Un autre exemple que cette pratique affecte les filles est celui des grossesses chez les adolescentes. Selon les données de l’état civil du département colombien des statistiques DANE, entre 2010 et 2021, 1 137 796 naissances ont été enregistrées par des filles et des adolescentes de moins de 19 ans en union ou mariage et 422 104 autres naissances de filles célibataires. Dans le cas des filles entre 10 et 14 ans, 65 959 grossesses ont été ajoutées. Selon les mandats familiaux et culturels – en particulier dans les communautés autochtones – l’âge pour établir des mariages et des unions précoces est lié à la première menstruation, tandis que pour les hommes, les mariages commencent lorsqu’ils commencent à travailler.

« J’ai fait jusqu’en CM2, j’ai fait comme ça, jusqu’à mes 11 ans, j’ai déjà abandonné, j’ai dit : « Je ne vais plus étudier. Parce que, vraiment, pourquoi vais-je étudier si je vais élever des enfants, si je vais être mère, si je vais avoir un mari. Pour que… ». C’est l’un des multiples témoignages recueillis par l’enquête et qui montrent comment le décrochage scolaire est généralement une cause et aussi une conséquence des unions précoces. En Colombie, le taux d’abandon le plus élevé se produit aux niveaux secondaires de base, ce qui coïncide avec les âges où l’incidence de ces pratiques est plus élevée. Mais l’éducation pourrait aussi être une solution. Selon l’UNESCO, si toutes les filles terminaient l’école primaire, le mariage des enfants serait réduit de 14 %. Et s’ils terminaient tous leurs études secondaires, 64 % chuteraient.
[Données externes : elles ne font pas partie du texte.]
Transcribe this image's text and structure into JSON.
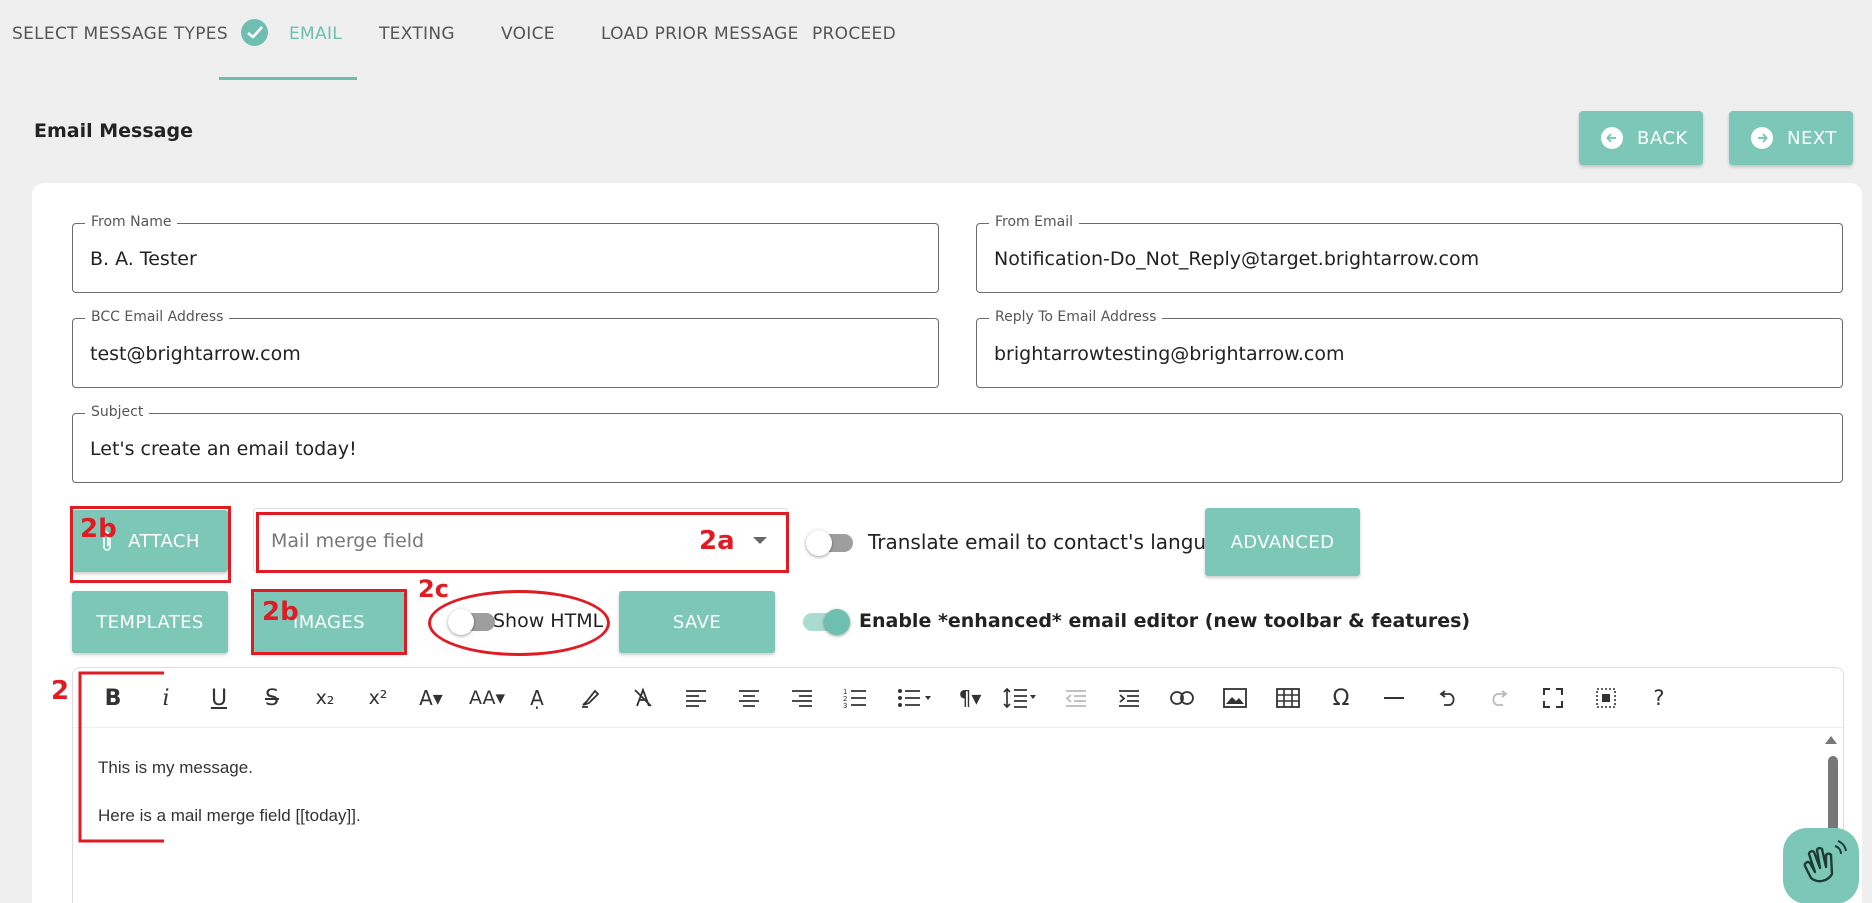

La conséquence de l’obligation pour les filles de préparer leur trousseau est parfois le premier domino. Elle est généralement suivie d’autres violences telles que la violence intrafamiliale et la violence sexiste. 64 % des femmes âgées de 15 à 49 ans qui se sont mariées tôt ont déclaré des violences psychologiques et 31,9 % des violences physiques, selon l’Enquête nationale démographique et de santé. « C’est un problème de santé publique », a déclaré Laura Pabón, directrice du développement social du Département national de planification. « Et c’est un problème intersectionnel qui touche particulièrement les filles rurales et les plus démunies. Ce phénomène favorise et perpétue bien d’autres inégalités », a-t-il assuré.

La ruralité est généralement un dénominateur commun. Vichada (5,3%), Amazonas (4,3%), Chocó (4,2%) et La Guajira (3,9%) sont les départements dans lesquels il est plus courant de trouver plus de filles de moins de 14 ans forcées de se marier. Pour les 15-19 ans, les départements où la prévalence est la plus élevée sont Vichada (29,8%), Magdalena (24,5%), Arauca (24,0%), César (23,8%) et La Guajira (23,2%). Dans ces régions, où les taux d’inégalité et de pauvreté sont énormes, d’autres menaces pour les enfants coexistent, telles que les conflits armés et le trafic de drogue. Les pénuries économiques dans la famille et la coercition des hommes armés sont souvent des déclencheurs pour que ces adolescentes abandonnent l’école et deviennent des femmes au foyer et des mères avant l’âge.